Seabelo Senatla: “Dreams should be so big they scare you”After a heartbreaking injury in Rio, the Blitzboks superstar has got his head right and is ready to take on the world again
Going into the Rio Olympics this August, Seabelo Senatla was probably the most valuable player in Rugby Sevens: not only was he by far the highest try-scorer of the 2016 season (66 tries in 55 matches), he was also in the top 10 list for most tackles made.
Certainly Senatla was a talismanic player for the Blitzboks, who were desperate to win Olympic gold after being runners-up in the last four World Rugby Sevens Series. Then, in the dying seconds of the quarter-final against Australia, Senatla fell awkwardly and fractured his wrist. The 23-year-old was about to face the sternest test of his stellar career.
THE RED BULLETIN: You had just scored twice against Australia, and now your Olympic dream was in tatters. How did that feel?
SEABELO SENATLA: I can remember that moment like it was yesterday. Right after the fall, I was holding my hand because it was very painful. I stayed pretty positive, but when the X-rays came back the next morning, it was clear that it would be impossible for me to play. I was very disappointed. It was really sad not to have competed in the semi-final, the most important match of our campaign.
What happened next?
Behind closed doors, I was depressed. But I couldn’t show it, because the rest of the team had to stay positive. I also realised it was never really about me. That’s how our team is: we say it takes 12 players to win a tournament, not one or two or three. It doesn’t really matter who gets injured – we believe we have the players to win any game at any point, every single time. Take care of the team, and the team will take care of you.

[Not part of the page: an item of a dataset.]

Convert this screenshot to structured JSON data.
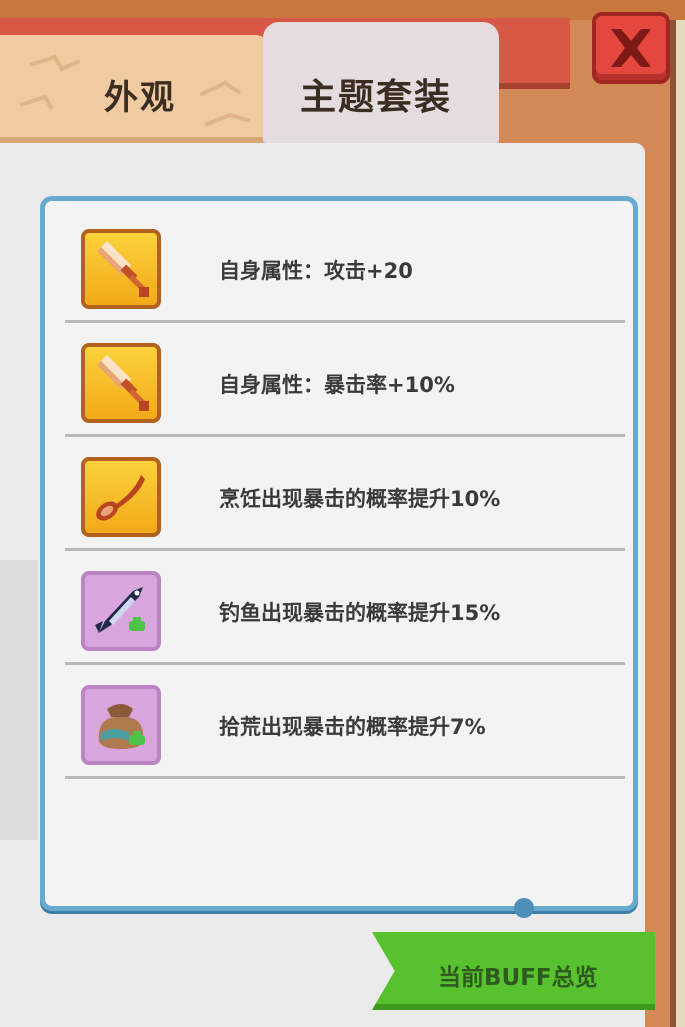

What did Olympic Rugby Sevens mean to you?
I gave up three years of my time for it. As soon as I heard Sevens was in the Olympics, I sacrificed everything else; I didn’t play 15s or Super Rugby, and I passed up a place in the Springboks squad. I was a sprinter when I was younger [running 100m in 10.6 seconds at the age of 17], and I dreamt of going to the Olympics one day. Having toured with the Boks and then chosen Sevens rather than 15s – that’s a huge sacrifice. But my Olympic dream was bigger.
Your teammate Francois Hougaard gave you his bronze medal, then received another for outstanding sportsmanship…
I felt like I didn’t deserve the medal, because I didn’t play for it. But [Hougaard’s gesture] shows what kind of players we have – people who put others before themselves. I only felt like I deserved the medal after Francois had been given his second.
What have you learnt during your comeback from injury?
Going home to my family and friends was pretty magical – it gave me new energy. My mind had to be right before coming back to do rehab. When you’re totally devoted to something psychologically, it has a great impact on your physicality. Rehab is a very lonely town; you’re on your own. You need commitment and dedication to keep doing the small things when no one else is watching. It’s a certain type of discipline, to hold yourself accountable.
Did your Rio experience dampen your ambitions?
I’ve always been a dreamer, so not really. I believe that if your dreams don’t scare you, they’re not big enough. I’m hungrier now than I’ve ever been. I know perfection isn’t attainable, but I want to see how close I can get as a player. I still want to become a Sevens legend, and I’ll be trying to make that long-awaited Boks debut. Someone who is already a legend is Bryan Habana. I aspire to whatever he has done, and a little bit more. I want to push myself towards that.
And the upcoming Cape Town Sevens?
It’s awesome. It’s the only time we get to play at home, so we express ourselves, as the results show [SA have won the last three]. Fans travel from as far afield as Joburg and Port Elizabeth. It’s a weekend of rugby, braais and beers with mates in a party atmosphere – the ultimate rugby holiday.